The Business Post reported that a draft PwC report has warned clients to speed up the sale of assets and investments in their pension pots in order to protect their wealth in advance of Sinn Féin coming to power, with the party riding high in opinion polls.
The report, dated from March and marked “draft and for discussion”, analysed the impact of the party’s proposals to increase income tax on high earners and gains on asset disposals by wealthy individuals, as well as its plan to reduce tax relief on large pensions.
But Ms McDonald moved to assuage any fears that businesspeople or high earners might have, saying that Sinn Féin has ongoing engagement with all sectors of Irish society, including the business community, who have identified housing as the biggest challenge facing them as they seek to grow.
[ State should be building houses and not buying existing onesOpens in new window ]
“We have ongoing engagement with all sections of Irish society including the business community – and by that, I mean small businesses, small- and medium-sized enterprises and the large corporate world – and what they have been consistently telling me is their biggest challenge now is housing.

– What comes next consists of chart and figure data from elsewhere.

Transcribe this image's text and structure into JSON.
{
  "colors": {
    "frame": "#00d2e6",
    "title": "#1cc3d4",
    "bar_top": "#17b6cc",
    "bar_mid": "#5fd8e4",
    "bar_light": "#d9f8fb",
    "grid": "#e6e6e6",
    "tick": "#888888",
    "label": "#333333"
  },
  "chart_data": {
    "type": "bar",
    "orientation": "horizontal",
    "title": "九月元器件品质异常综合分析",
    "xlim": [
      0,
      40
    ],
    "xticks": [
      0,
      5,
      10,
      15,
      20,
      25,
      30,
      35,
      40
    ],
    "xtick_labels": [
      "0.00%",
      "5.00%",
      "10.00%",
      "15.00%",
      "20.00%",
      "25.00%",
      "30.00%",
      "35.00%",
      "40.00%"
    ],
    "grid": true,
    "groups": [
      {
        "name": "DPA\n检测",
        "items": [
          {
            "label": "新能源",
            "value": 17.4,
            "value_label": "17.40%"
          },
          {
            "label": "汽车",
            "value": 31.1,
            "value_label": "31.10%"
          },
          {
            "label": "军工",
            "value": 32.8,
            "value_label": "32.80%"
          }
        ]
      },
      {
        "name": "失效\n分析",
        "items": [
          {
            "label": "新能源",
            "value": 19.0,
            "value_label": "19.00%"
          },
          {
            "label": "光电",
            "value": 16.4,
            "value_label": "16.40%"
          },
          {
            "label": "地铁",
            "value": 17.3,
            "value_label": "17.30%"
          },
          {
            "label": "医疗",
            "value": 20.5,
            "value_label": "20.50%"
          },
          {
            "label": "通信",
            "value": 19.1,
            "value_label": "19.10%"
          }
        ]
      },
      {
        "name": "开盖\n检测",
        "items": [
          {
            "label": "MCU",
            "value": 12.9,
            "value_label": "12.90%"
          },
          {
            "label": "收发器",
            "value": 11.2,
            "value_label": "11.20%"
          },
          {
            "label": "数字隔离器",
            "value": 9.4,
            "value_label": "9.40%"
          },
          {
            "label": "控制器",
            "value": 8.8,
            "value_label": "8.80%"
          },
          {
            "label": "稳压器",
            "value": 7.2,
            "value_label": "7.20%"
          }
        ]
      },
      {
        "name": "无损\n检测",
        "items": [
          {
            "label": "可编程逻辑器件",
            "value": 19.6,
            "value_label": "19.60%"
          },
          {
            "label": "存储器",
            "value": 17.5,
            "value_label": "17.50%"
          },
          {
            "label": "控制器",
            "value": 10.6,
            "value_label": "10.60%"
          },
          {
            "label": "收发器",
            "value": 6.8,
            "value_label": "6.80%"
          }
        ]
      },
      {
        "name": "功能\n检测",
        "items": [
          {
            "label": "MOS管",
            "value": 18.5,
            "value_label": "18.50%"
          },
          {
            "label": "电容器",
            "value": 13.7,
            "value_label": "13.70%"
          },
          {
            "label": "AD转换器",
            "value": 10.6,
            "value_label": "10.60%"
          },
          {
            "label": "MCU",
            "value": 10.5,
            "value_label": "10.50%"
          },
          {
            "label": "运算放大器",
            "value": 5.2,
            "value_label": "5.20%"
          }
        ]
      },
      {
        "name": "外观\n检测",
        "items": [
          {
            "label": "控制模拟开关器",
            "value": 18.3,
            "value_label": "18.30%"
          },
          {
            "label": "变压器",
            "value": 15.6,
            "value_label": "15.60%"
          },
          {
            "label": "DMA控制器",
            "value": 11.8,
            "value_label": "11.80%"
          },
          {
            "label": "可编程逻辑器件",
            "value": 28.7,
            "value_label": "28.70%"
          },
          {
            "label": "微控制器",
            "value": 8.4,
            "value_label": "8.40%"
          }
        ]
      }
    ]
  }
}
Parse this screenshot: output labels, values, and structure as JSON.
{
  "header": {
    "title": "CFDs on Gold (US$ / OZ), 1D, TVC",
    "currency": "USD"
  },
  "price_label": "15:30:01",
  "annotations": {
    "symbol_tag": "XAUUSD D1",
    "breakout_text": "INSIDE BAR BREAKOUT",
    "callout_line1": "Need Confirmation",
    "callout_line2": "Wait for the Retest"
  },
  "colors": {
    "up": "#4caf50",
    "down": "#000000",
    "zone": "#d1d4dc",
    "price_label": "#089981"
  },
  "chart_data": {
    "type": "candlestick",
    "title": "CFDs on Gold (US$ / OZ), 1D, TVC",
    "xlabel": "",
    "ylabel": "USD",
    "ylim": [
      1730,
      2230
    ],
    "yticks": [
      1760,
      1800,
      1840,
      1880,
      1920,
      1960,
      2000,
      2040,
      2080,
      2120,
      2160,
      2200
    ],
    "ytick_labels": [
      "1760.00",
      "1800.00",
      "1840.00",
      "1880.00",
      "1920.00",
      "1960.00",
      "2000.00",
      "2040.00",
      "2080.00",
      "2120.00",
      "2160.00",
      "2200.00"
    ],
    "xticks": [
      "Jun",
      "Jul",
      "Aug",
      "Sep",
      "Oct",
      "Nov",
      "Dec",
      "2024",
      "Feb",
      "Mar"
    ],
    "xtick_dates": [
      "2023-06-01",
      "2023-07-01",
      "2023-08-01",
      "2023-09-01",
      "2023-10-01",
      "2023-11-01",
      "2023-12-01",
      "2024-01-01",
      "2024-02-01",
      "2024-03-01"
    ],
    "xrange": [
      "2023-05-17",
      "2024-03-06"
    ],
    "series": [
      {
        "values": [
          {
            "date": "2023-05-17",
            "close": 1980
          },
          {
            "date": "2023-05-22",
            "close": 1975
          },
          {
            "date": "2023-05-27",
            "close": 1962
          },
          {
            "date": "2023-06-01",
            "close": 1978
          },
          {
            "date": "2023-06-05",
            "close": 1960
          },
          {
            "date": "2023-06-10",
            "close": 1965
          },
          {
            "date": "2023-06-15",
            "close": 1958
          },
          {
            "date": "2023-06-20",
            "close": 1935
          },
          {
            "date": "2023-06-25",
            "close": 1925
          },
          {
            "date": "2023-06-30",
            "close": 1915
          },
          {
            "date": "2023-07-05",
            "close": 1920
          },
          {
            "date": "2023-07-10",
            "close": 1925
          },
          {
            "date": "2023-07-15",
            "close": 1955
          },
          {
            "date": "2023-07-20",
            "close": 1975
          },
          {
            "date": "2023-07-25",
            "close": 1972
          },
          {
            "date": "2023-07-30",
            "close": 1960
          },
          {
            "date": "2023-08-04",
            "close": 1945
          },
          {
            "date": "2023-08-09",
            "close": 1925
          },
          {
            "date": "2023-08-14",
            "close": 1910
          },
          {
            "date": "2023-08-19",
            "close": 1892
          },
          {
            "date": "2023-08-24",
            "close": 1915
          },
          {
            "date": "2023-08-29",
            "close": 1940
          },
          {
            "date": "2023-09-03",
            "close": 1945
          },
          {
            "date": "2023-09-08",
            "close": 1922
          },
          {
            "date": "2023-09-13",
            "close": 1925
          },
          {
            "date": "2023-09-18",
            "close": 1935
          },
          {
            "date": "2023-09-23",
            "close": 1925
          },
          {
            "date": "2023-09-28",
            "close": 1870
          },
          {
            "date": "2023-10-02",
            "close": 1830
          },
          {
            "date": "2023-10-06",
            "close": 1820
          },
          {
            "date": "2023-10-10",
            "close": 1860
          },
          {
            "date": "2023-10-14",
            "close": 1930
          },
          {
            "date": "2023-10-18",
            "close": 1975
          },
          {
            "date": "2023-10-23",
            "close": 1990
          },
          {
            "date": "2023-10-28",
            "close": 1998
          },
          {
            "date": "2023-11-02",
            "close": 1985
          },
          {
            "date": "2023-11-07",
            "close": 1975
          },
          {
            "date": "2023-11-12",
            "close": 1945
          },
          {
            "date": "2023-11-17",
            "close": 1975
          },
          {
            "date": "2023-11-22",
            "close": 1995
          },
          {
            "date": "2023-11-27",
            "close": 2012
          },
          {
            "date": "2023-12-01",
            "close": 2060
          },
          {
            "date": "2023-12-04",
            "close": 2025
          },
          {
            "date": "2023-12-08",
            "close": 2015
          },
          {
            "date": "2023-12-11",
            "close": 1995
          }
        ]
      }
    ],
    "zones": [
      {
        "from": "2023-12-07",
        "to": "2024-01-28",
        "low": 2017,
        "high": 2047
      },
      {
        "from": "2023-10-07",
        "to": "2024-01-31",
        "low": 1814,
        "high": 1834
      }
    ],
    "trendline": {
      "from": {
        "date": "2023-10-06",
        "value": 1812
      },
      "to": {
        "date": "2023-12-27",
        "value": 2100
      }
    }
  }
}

“Their biggest challenge now is to attract talent, keep talent and ensure that workers can actually put a roof over their heads. That is the single biggest challenge and I think we can all accept that the current Government has failed to rise to that challenge.”
Ms McDonald said Sinn Féin was absolutely determined to turn that around because they knew that, until the question surrounding housing was properly addressed, there was little hope of growing the economy in a way that would benefit everyone.
“We are in the business of building a prosperous economy driven by good jobs, decent wages and the opportunity for enterprise and business to thrive… but we also know that until the questions around housing in particular are properly met, we are going to have a society in deep difficulty.
“That’s where Leo Varadkar, Micheál Martin and the Green Party have led us and it will be the job of a Sinn Féin government, if we get the opportunity to govern, to turn this around and business has been telling me this consistently for the last number of years… Their number-one ask of us is to sort out housing.”